6. Aan het vorenstaande kan niet afdoen dat het bij het litigieuze transport om een transport ten behoeve van [geïntimeerde A] gaat, waartoe deze aan [C] opdracht heeft gegeven, zoals uit de gedingstukken is af te leiden, en [C] als opdrachtnemer van [geïntimeerde A] jegens deze aanspraak kan maken op loon, zodat het litigieuze transport in die zin uiteindelijk voor rekening van [geïntimeerde A] zal komen. Evenmin kan aan het vorenstaande afdoen dat in vergelijkbare gevallen [appellante B] ook met voorbijgaan van [C] rechtstreeks aan andere opdrachtgevers van [C] zou hebben gefactureerd en laatstgenoemden de facturen zouden hebben voldaan, zoals [appellante B] heeft gesteld.
7. Het vorenstaande leidt tot de slotsom dat de feiten die [appellante B] aan haar vordering ten grondslag heeft gelegd, deze niet kunnen dragen.

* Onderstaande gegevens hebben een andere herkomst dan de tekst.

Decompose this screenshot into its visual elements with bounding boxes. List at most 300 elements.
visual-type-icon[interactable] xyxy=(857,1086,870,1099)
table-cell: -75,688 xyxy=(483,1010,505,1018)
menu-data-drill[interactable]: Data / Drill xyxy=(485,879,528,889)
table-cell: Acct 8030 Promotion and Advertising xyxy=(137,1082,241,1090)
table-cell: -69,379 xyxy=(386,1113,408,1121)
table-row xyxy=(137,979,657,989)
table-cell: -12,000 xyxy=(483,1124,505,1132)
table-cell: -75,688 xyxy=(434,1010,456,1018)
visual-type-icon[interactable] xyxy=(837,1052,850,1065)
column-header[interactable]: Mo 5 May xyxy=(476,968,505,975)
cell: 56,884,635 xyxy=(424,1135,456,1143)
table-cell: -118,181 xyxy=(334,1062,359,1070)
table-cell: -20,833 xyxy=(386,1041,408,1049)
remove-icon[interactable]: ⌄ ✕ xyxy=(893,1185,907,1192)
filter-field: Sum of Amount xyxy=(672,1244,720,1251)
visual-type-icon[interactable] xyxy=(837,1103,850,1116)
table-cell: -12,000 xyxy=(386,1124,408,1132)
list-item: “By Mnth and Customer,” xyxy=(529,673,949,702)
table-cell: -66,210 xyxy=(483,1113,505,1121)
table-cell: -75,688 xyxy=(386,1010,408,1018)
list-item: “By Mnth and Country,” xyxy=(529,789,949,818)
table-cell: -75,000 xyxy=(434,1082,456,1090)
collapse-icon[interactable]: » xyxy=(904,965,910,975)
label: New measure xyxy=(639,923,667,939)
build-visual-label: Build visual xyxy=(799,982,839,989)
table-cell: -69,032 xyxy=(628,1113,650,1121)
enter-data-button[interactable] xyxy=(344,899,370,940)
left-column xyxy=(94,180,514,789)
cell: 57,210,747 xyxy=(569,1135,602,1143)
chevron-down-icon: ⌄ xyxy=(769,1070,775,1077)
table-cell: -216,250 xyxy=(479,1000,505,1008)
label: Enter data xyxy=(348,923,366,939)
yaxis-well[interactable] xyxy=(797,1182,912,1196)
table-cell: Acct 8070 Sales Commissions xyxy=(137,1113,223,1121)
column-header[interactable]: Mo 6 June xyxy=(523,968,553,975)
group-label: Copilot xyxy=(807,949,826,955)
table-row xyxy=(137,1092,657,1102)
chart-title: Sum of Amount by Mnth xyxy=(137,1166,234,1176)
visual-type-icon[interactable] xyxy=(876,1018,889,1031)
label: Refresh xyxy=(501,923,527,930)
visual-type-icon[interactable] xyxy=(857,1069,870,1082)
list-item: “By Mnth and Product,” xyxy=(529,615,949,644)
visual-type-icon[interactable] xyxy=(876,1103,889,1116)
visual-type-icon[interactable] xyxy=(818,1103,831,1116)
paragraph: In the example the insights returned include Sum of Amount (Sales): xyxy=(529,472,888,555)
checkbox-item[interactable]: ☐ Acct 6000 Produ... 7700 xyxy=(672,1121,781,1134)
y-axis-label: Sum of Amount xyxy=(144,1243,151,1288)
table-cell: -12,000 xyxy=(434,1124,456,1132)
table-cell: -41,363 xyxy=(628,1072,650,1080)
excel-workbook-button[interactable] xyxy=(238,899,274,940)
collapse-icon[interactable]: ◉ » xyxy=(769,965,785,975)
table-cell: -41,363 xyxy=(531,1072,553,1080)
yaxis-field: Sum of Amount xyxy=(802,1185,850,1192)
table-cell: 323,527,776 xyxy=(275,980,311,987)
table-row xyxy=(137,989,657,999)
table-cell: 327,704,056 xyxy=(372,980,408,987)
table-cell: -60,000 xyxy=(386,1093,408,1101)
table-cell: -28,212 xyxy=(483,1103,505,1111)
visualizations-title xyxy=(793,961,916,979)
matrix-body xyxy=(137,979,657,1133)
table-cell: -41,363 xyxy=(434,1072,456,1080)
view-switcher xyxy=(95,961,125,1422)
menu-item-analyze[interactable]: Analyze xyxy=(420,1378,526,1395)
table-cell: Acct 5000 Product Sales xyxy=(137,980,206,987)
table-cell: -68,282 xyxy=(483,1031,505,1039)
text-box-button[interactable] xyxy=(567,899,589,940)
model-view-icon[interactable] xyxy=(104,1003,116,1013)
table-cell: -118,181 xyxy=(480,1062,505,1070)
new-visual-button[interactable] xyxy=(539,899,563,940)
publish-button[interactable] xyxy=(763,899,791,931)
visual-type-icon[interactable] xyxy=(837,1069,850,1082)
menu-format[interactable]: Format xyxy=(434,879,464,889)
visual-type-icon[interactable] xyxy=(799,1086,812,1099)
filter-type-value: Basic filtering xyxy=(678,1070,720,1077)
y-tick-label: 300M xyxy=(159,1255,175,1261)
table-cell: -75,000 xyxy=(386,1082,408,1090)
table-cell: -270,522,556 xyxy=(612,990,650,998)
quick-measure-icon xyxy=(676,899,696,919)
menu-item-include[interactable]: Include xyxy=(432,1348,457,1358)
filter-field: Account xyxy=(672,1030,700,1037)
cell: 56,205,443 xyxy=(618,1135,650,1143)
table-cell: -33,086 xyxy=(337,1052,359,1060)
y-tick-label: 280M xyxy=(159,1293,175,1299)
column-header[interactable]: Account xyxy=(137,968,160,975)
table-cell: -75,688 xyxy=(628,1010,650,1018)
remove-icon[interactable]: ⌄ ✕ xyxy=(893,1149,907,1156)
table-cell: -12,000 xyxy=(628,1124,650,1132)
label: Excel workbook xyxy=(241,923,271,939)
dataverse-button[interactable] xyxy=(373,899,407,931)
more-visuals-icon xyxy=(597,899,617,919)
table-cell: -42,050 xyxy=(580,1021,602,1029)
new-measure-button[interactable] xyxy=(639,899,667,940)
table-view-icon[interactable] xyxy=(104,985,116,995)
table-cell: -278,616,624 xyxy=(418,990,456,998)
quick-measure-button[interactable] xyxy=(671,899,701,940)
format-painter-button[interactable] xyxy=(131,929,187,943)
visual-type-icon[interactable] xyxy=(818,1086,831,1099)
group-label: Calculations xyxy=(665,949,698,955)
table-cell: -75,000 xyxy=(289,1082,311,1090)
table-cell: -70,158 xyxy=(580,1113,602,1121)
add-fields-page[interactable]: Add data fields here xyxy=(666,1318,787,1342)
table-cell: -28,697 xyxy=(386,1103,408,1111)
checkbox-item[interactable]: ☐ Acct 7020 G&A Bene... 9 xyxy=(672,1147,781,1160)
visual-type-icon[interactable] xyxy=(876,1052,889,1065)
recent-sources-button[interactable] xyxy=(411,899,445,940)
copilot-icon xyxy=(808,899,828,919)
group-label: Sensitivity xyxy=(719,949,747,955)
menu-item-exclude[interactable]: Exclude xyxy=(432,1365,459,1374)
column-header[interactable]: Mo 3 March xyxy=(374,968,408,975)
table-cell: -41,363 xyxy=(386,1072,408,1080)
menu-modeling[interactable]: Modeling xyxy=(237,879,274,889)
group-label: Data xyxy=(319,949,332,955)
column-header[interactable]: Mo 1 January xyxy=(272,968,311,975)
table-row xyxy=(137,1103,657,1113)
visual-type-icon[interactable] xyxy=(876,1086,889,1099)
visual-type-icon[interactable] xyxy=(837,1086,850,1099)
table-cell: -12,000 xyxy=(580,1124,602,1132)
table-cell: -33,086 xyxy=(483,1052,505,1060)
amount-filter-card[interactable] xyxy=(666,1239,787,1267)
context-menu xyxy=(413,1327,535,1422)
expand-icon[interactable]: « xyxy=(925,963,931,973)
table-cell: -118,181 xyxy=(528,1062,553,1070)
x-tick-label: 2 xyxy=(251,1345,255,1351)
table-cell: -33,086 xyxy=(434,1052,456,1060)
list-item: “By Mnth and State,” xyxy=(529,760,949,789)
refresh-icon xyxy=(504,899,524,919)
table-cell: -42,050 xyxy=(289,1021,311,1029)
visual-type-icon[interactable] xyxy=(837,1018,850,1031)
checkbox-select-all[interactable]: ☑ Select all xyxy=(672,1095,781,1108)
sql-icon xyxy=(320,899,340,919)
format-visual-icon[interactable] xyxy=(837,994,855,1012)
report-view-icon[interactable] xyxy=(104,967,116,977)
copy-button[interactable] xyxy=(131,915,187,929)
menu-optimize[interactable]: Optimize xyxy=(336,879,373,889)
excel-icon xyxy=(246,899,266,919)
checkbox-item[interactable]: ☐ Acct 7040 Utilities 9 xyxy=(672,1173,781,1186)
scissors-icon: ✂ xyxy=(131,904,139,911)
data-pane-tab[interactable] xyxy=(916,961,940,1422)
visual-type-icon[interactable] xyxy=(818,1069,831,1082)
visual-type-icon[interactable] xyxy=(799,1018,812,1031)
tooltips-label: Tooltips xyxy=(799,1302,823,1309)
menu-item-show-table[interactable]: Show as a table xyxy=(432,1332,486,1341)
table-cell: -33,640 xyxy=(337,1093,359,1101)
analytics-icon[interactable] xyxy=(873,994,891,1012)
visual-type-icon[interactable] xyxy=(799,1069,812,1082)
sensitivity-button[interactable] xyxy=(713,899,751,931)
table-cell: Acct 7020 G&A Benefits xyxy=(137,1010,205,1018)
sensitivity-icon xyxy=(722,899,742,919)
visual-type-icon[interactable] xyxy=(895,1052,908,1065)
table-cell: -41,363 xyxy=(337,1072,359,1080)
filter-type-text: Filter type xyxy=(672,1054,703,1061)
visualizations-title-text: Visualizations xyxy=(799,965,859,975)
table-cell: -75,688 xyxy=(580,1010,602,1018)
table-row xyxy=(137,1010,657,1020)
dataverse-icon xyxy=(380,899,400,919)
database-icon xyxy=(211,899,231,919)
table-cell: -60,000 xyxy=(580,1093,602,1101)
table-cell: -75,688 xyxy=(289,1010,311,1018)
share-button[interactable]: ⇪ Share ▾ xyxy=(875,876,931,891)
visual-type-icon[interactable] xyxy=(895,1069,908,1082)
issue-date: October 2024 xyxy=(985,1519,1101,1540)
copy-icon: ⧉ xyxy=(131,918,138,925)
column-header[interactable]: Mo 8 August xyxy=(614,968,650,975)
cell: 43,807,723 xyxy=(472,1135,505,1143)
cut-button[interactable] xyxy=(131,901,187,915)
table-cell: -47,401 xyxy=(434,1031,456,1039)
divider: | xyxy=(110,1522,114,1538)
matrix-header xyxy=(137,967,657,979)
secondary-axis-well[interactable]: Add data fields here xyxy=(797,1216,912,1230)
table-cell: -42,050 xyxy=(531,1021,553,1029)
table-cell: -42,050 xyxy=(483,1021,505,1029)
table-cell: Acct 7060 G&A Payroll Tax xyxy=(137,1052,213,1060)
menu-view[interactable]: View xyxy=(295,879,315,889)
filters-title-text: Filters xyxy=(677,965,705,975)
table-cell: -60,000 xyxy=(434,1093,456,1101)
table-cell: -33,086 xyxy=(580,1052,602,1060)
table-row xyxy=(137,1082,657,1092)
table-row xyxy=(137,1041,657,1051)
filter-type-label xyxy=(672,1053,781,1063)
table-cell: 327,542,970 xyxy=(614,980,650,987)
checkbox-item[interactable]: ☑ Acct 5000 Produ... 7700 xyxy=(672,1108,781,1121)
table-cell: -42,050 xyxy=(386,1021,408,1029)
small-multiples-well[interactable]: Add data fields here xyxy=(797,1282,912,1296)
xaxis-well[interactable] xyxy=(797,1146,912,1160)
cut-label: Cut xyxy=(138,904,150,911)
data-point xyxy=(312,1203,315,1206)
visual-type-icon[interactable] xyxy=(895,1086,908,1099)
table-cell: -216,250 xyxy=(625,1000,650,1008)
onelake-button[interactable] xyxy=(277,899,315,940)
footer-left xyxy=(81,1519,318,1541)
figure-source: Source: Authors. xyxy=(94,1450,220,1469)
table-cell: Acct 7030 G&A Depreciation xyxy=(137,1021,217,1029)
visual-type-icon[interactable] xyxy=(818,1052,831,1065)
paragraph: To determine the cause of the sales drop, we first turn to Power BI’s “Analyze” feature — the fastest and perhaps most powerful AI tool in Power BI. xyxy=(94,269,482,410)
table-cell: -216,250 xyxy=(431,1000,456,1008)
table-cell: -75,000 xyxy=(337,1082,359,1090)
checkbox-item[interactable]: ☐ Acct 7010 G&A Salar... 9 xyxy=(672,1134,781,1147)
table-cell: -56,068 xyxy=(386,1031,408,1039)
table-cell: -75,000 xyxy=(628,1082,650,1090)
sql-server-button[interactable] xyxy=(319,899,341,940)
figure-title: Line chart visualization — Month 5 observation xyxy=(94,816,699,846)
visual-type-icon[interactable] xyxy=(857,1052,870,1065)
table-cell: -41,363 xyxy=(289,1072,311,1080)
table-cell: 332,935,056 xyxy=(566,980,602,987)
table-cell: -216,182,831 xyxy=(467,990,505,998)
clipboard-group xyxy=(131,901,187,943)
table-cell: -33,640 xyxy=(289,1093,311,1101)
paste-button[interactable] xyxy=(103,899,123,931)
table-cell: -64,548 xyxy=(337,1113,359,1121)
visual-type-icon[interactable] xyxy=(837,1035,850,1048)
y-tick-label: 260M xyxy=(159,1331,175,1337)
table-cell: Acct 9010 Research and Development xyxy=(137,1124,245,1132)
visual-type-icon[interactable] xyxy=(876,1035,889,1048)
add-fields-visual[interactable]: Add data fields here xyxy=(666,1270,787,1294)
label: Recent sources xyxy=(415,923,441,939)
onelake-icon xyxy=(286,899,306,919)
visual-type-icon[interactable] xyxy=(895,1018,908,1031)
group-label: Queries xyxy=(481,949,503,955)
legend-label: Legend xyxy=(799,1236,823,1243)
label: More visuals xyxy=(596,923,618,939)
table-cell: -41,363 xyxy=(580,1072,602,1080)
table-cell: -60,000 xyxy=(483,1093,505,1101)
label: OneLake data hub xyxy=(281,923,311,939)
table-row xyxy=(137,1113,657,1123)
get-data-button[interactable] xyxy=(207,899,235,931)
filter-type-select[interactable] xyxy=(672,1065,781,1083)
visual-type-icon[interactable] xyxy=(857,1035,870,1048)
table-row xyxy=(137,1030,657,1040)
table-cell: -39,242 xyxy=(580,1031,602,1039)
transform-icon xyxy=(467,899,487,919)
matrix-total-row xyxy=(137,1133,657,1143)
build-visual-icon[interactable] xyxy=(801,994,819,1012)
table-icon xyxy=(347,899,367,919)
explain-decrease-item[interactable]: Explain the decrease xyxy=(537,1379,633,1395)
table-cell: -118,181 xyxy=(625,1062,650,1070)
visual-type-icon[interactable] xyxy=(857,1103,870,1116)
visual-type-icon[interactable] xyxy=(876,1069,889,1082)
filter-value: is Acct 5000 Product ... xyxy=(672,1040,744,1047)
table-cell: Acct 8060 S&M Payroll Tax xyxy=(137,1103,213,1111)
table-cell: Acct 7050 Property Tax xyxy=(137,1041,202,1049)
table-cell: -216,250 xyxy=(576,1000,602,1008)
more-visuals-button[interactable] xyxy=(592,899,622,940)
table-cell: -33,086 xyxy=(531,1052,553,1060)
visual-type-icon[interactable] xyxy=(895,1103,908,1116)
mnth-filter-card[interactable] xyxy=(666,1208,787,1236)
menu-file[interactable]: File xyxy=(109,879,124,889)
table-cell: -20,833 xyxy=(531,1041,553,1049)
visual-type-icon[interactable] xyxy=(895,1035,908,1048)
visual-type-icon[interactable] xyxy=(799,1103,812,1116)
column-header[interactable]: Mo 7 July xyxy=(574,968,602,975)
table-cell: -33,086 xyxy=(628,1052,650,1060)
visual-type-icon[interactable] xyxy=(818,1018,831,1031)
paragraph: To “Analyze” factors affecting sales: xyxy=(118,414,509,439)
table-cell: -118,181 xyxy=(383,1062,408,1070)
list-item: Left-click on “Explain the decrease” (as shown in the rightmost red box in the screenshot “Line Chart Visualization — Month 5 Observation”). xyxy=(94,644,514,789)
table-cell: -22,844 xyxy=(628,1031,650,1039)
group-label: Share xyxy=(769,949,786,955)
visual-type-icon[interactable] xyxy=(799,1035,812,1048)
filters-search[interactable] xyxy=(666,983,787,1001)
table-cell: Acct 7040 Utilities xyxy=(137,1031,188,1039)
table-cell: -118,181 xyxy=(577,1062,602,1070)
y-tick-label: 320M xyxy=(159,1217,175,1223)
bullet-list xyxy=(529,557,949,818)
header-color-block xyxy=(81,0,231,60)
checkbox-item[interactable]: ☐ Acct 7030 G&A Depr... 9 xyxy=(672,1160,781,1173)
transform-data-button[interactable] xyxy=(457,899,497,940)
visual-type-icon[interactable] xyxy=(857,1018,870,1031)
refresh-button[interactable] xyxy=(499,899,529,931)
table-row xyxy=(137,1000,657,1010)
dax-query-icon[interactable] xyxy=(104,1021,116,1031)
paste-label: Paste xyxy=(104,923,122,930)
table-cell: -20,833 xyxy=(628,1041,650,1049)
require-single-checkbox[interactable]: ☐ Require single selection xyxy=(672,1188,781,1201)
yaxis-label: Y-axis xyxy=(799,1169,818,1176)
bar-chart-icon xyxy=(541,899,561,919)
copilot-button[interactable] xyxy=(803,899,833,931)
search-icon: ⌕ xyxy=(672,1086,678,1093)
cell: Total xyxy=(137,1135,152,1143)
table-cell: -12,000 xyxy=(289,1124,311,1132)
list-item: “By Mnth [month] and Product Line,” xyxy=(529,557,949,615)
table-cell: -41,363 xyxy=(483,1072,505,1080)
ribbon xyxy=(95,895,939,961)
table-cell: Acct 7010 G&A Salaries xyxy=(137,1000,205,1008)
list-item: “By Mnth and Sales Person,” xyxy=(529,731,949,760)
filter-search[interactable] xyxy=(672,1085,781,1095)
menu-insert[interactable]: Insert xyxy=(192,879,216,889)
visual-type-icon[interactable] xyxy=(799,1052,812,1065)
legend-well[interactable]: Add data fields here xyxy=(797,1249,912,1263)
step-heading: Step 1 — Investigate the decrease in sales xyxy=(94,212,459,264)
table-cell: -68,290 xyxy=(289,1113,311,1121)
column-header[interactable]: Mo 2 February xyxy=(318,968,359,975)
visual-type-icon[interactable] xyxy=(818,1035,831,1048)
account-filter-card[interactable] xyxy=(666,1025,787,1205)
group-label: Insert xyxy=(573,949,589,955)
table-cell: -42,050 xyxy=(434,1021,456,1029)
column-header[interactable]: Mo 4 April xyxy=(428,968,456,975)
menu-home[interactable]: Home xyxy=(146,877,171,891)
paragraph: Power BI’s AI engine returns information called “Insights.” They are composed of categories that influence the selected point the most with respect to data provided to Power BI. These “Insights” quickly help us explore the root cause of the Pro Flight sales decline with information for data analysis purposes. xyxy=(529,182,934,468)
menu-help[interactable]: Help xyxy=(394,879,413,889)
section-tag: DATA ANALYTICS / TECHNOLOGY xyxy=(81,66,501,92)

8. De grieven falen derhalve.
De slotsom.
Het beroepen vonnis dient te worden bekrachtigd met verbetering van gronden zoals hiervoor is overwogen. [appellante B] dient als de in het ongelijk te stellen partij in de kosten van het geding in hoger beroep worden veroordeeld. Deze kosten zullen worden berekend volgens het liquidatietarief voor de kantonrechters respectievelijk voor de hoven (tarief I, 1 pt. à € 632,-).
De beslissing
Het gerechtshof:
bekrachtigt het beroepen vonnis met verbetering van de gronden;
veroordeelt [appellante B] in de kosten van het geding in hoger beroep en begroot die aan de zijde van [geïntimeerde A] tot aan deze uitspraak op € 254,-- aan verschotten en € 632,-- aan geliquideerd salaris voor de advocaat.
Aldus gewezen door mrs. Verschuur, voorzitter, Streppel en Breemhaar, raden,
en uitgesproken door de rolraadsheer ter openbare terechtzitting van dit hof van dinsdag 9 maart 2010 in bijzijn van de griffier.